I'm writing a Java lexer in Python using PLY.
I have this finite state machine:
Its aim should be to match all the line comments in some code. I want to build a Python regex that does exactly what this machine does.
The regex I want to find will be written in a method called t_IGNORE_LINECOMMENT(t)
so that, while lexing, every line comment will be ignored.
All the similiar regexes that I found have some issues, like this
(\/\/[^"\n\r]*(?:"[^"\n\r]*"[^"\n\r]*)*[\r\n]|\/\*([^*]|\*(?!\/))*?\*\/)(?=[^"]*(?:"[^"]*"[^"]*)*$)
that can be tested here.
This one is supposed to match every kind of comment, but can match also "//"/"
and fails to match hey = "//comment" //comment "

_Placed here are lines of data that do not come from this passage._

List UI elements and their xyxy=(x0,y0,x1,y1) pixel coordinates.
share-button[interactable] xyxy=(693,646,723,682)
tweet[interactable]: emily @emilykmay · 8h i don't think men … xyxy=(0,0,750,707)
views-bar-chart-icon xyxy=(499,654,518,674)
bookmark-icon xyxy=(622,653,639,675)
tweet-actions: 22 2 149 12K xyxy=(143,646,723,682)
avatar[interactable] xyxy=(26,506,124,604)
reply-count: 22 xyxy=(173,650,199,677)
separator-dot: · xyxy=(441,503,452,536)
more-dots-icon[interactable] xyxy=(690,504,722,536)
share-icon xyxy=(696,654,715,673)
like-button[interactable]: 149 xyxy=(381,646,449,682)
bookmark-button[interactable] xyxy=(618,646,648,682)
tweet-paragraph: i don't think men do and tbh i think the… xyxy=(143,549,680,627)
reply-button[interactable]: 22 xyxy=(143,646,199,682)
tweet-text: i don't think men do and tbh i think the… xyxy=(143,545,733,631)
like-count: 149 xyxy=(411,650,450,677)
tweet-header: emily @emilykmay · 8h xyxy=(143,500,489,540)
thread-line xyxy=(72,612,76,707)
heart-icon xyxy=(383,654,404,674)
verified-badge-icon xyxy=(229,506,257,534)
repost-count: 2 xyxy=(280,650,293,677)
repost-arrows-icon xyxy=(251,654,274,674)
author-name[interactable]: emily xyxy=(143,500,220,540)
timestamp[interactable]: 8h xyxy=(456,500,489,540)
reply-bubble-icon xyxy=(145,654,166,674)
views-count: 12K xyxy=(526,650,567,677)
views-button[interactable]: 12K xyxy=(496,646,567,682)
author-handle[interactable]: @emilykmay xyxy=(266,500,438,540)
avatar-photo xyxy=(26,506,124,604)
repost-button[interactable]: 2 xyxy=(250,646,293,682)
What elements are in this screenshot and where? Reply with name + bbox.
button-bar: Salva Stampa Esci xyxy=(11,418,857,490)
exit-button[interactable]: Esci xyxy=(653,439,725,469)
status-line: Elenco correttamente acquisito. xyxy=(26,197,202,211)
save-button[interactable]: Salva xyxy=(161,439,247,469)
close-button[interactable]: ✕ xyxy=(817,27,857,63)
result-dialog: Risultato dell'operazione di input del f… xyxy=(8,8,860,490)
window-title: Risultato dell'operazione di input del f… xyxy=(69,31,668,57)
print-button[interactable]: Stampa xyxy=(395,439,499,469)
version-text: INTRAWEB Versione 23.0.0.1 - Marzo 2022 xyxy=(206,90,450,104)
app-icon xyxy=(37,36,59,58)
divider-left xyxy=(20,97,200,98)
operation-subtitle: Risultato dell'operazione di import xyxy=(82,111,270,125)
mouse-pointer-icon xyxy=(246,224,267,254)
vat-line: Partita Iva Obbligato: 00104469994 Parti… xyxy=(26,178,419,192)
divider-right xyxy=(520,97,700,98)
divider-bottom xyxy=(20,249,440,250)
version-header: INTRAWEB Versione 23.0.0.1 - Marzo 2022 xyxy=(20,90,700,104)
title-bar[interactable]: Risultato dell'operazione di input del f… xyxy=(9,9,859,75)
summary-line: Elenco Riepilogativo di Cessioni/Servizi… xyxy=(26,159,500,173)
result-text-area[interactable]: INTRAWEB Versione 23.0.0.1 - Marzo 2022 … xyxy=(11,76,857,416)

, matching all //comment" //comment "
as a comment and not only //comment
In the finite state machine I call A
all the alphabet and when I write A/{x,y}
, I mean all of the alphabet except x
and y
.
(?:[^"]|"(?:[^\"]|\\.)*")*?(//.*?[\r\n])
should do what you want (given re.DOTALL
): it matches as few as possible non-string characters or strings (themselves any number of non-quote non-escapes or escapes) followed by //
and as few characters as possible up to the next EOL character. (The first non-greedy repetition is necessary to cause the comment to be as long as possible.)